Signal Transduction Pathways in the Regulation of Bile Secretion

Multiple posttranscriptional regulatory pathways exist in both hepatocytes and cholangiocytes for modulating the final bile secretory product. These consist of signal transduction second messenger pathways that are modulated in large part by hormones via hormone receptors, calcium via Inositol tiriphosphate receptors, nucleotides via purigenic receptors, and cytokines via cytokine receptors. In general, hormone receptor-mediated increases in adenyl cyclase activity and cAMP production result in a net increase in bile secretion while receptor-mediated mobilization of Ca2+i and activation of PKC tend to decrease bile flow (122, 220, 399, 400).

Hormones that increase intracellular calcium in hepatocytes, such as vasopressin, noradrenaline, or angiotensin, activate PKC by hydrolysis of PIP2, leading to formation of InsP3 and diacylglycerol, and result in a decrease in bile flow (400). In contrast, glucagon also increases Ca2+i but activates adenyl cyclase, resulting in an increase in bile flow, possibly because glucagon activates both calcium and chloride channels as noted in rat hepatocytes (32).

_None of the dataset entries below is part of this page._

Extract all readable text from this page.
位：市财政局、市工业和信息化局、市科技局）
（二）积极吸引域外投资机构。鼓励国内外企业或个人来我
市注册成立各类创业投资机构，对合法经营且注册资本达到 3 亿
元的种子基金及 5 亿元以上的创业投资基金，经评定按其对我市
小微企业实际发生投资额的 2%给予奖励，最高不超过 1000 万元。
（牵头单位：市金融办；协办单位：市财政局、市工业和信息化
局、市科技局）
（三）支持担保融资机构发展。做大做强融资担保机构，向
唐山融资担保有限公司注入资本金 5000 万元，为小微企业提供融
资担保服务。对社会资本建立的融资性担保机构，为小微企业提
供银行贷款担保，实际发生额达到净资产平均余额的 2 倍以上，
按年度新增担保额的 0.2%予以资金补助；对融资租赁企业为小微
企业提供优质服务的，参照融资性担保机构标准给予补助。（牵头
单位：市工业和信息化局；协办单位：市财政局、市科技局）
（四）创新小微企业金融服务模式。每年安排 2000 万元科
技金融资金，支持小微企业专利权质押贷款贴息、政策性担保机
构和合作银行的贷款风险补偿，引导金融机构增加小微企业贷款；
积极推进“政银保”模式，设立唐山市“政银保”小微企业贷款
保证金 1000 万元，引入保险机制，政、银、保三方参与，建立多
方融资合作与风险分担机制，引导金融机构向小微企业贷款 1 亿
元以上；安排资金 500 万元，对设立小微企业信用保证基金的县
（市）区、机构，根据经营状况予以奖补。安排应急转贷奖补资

Hepatocytes functionally express P1 and P2 nucleotide (purigenic) receptors on the plasma membrane (157). By activating these receptors, extracellular nucleotides and nucleosides regulate a number of functions in the hepatocyte, including bile secretion. Ectonucleotidases (NTPDases, ecto 5′nucleotidase) are also expressed on the cell surface where they regulate the concentration of extracellular nucleotides including those in bile (597). NTPDase8 is restricted to the bile canaliculus and converts ATP to AMP, which, in turn, is broken down to adenosine by ecto 5′-nucleotdiase (156). Hepatocytes secrete sufficient amounts of ATP, ADP, and AMP in bile [~5 μmol/L (109)] to stimulate these receptors, which result in either increases in intracellular calcium or cAMP (157). P2Y receptors are also expressed on cholangiocytes and can respond to ATP secreted in bile. Hepatocytes can secrete ATP in sufficient amounts to stimulate P2Y receptors (146,485) and can stimulate increases in intracellular calcium and alkalization of bile (146). cAMP-induced ductular bicarbonate secretion also depends in part on an autocrine signaling pathway that involves CFTR, apical release of ATP, stimulation of apical nucleotide receptors, and subsequent activation of apical, type III InsP3Rs. Thus, another role of CFTR in cholangiocyte secretion may be to regulate secretion of ATP in addition to secretion of chloride and/or bicarbonate (380).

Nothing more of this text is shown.